There's something interesting about that. Football fans trust every week. They trust the manager. They trust the team. They trust, often without much reason, that the game will give them something worth the wait … and occasionally, even in Scotland, it does.

But the trust that matters in a life is usually quieter, and more private than that. It doesn't have a crowd around it. There's no stadium for the parent waiting up for a teenager. No singing for the person walking back into work after a hard diagnosis. No banners for the two people who said, years ago, I don't know exactly who you'll be in thirty years, but I'll find out with you because I love you. That's where the real trust lives, in the small leaning-back trusting that someone will be there to catch you .... the places, often, where nobody's even watching.

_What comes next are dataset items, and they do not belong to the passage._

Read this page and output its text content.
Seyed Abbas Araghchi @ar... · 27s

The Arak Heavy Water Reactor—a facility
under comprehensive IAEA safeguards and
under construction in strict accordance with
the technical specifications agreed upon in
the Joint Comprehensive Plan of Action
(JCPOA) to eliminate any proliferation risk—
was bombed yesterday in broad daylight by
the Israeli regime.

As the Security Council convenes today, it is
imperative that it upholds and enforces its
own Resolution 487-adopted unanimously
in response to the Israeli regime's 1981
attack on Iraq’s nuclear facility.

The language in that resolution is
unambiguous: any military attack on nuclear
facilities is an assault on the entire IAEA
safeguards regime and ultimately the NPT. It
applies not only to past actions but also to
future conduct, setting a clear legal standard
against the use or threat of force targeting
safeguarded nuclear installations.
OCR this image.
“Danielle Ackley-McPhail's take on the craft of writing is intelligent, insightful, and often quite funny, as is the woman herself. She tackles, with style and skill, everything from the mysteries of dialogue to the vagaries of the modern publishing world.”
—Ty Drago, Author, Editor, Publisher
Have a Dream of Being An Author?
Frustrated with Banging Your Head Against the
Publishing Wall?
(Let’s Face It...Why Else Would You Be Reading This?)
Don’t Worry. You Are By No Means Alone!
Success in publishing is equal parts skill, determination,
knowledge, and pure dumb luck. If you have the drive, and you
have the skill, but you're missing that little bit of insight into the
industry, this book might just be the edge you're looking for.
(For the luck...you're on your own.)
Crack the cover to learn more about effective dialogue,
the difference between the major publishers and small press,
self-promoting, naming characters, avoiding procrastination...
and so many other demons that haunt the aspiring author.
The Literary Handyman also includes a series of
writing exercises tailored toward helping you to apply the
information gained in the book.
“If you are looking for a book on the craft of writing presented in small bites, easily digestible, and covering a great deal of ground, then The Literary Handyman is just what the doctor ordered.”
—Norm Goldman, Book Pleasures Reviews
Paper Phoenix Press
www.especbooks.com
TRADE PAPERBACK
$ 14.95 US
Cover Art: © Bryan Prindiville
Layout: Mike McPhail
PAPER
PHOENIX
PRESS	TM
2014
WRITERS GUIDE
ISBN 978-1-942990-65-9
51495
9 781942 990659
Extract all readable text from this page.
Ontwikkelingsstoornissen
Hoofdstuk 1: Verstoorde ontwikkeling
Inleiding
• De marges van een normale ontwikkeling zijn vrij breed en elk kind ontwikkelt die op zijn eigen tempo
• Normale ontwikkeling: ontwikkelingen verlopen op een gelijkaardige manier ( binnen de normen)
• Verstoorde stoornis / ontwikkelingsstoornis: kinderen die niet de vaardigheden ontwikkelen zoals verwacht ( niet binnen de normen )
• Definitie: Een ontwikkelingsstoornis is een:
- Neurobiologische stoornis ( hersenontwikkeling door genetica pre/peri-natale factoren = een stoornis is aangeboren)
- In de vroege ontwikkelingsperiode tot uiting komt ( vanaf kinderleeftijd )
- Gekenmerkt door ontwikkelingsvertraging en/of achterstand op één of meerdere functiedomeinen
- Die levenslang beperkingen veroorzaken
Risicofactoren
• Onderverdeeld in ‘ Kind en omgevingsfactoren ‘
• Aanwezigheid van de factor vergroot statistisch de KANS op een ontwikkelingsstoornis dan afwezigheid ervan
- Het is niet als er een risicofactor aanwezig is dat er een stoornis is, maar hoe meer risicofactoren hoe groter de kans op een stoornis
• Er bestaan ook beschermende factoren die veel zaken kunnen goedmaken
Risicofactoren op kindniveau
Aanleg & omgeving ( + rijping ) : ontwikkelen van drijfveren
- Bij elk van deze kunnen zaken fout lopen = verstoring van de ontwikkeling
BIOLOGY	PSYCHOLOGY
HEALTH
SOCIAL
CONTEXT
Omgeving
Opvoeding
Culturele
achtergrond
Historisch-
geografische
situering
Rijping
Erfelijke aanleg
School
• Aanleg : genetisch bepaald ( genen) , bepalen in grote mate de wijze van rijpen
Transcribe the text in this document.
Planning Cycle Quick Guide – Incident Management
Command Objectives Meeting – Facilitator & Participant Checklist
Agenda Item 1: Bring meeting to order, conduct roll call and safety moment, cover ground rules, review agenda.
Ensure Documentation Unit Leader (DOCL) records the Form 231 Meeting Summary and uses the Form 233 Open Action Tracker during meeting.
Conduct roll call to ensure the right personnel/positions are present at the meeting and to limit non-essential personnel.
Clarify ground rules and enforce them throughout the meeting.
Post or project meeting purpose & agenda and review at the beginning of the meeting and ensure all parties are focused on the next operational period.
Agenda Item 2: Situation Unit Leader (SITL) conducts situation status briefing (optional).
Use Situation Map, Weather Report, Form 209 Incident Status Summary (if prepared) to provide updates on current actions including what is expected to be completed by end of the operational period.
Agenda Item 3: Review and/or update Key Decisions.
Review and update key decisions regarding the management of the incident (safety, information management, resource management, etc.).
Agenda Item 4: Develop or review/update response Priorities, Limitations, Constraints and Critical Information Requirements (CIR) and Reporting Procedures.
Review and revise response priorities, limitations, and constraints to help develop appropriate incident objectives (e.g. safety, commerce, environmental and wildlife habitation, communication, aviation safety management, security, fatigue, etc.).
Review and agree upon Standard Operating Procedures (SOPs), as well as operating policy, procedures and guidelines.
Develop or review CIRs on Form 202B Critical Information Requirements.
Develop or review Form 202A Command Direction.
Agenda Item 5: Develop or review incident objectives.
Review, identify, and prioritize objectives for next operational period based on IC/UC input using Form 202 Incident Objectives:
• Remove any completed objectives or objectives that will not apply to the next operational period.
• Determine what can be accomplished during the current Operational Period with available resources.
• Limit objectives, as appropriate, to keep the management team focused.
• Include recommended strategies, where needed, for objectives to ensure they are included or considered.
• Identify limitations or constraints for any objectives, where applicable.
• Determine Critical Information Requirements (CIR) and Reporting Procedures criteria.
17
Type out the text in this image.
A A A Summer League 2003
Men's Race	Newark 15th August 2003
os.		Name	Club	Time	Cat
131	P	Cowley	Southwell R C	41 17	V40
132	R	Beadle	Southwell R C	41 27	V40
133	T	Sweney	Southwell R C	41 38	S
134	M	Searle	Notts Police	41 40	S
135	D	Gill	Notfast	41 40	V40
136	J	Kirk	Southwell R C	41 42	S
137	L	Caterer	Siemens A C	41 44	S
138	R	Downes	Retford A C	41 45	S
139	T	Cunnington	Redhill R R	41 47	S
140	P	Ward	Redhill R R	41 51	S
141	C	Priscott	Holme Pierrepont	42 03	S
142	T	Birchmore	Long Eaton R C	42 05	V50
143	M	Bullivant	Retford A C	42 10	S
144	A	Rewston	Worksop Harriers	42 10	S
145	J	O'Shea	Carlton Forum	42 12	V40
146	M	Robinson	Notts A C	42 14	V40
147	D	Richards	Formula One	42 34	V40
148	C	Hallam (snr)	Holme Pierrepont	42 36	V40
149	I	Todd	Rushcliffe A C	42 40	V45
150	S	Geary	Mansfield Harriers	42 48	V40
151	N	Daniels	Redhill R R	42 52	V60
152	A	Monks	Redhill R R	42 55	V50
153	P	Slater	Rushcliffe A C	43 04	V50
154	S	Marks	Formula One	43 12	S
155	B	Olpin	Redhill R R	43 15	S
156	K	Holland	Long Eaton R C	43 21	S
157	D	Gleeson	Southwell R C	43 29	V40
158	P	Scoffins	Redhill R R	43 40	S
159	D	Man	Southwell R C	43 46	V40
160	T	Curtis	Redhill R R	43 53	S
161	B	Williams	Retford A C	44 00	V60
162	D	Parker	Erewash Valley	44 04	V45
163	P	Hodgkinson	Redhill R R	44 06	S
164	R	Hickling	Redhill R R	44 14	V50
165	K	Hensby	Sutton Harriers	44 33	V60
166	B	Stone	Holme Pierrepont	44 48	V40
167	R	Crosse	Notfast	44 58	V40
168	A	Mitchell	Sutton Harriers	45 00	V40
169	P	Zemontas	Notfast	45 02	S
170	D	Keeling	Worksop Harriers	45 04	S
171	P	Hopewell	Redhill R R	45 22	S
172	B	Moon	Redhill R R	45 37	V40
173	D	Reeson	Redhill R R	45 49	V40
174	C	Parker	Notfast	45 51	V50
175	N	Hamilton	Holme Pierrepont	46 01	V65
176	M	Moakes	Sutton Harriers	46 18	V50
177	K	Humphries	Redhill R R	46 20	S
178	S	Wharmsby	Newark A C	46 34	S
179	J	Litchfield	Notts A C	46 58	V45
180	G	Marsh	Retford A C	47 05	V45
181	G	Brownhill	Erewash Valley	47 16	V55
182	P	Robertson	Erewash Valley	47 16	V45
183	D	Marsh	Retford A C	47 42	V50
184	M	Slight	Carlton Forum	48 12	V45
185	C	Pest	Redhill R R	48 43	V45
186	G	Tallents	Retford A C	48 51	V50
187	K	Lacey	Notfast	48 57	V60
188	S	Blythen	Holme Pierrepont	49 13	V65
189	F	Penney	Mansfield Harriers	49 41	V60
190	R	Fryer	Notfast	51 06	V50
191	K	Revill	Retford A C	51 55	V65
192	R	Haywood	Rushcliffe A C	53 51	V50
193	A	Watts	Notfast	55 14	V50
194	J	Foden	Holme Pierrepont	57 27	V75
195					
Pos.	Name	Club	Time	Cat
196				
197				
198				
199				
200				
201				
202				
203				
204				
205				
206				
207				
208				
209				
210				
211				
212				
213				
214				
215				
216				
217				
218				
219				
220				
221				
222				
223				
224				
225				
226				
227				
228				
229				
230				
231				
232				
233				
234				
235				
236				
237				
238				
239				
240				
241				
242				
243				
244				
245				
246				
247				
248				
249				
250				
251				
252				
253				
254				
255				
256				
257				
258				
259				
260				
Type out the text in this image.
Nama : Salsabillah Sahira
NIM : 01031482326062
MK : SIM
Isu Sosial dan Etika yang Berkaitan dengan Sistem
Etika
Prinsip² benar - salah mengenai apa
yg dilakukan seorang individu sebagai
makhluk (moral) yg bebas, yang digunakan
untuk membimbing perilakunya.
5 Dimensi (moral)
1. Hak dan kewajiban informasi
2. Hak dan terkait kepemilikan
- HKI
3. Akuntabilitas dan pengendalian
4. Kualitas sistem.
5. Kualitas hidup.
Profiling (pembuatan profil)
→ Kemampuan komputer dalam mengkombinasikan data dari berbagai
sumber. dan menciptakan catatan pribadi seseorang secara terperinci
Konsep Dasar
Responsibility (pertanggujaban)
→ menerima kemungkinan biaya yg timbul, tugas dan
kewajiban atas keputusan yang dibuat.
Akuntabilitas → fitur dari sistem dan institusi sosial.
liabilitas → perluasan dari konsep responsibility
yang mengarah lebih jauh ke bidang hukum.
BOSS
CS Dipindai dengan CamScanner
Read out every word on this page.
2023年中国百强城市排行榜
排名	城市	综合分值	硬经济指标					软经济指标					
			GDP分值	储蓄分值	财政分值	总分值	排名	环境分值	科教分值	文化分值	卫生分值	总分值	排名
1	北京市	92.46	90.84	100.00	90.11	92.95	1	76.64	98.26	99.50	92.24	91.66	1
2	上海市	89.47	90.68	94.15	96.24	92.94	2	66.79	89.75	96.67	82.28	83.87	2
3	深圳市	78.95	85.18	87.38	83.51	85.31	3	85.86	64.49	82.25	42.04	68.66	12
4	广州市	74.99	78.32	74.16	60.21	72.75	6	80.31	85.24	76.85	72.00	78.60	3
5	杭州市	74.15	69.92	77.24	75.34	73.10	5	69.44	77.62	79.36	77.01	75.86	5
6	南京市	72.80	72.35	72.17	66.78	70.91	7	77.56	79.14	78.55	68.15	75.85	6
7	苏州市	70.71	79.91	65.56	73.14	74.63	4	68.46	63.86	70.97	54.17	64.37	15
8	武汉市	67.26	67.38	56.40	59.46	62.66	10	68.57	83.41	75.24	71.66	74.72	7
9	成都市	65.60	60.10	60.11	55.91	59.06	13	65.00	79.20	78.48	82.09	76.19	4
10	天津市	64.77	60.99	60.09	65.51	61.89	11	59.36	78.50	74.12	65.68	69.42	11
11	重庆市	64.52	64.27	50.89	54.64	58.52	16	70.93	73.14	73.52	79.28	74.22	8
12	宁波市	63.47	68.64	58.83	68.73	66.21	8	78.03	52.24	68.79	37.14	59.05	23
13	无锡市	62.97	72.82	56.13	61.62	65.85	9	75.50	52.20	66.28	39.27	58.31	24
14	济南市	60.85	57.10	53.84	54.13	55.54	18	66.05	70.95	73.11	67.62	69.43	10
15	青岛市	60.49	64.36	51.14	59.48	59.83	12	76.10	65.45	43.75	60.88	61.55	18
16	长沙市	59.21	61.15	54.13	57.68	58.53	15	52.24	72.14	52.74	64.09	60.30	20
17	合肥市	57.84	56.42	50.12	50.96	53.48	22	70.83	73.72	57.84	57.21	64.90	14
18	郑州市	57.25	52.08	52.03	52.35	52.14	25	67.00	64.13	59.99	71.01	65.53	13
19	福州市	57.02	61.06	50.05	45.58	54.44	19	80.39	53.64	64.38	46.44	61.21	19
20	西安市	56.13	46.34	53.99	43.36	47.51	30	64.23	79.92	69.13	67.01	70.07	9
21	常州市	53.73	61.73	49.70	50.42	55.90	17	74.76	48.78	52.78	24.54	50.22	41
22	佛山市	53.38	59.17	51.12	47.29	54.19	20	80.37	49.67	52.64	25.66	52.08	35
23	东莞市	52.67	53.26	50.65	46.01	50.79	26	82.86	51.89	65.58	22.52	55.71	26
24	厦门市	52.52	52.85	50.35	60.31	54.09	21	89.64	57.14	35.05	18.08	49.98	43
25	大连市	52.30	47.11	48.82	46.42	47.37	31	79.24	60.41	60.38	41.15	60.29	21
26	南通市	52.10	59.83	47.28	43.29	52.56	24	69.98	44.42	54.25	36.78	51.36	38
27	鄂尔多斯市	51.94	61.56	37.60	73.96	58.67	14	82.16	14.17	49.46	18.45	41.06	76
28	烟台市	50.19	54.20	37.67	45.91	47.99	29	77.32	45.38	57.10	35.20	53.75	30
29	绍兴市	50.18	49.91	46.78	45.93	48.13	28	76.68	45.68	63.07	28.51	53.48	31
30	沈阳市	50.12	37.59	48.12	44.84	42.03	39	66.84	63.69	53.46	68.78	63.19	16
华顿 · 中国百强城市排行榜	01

For Christians, trusting Jesus is meant to work like that too. Not the loud trust where we are certain of the outcome, not the absence of doubt. Faith and doubt aren't opposites, whatever we've sometimes been told. They travel together. A trust that has no room for questions isn't really trust, it's just a closed door.

What faith offers, on the days when life doesn't seem like it'll hold, is the company of others who've leaned back and learned to trust before us. The quiet sense that we're not the first to be afraid. And the slow discovery, again and again, that something steadier than us is waiting to hold us up.

God who holds what we cannot hold, give us the courage to lean back and trust today, even when we are not sure. Amen.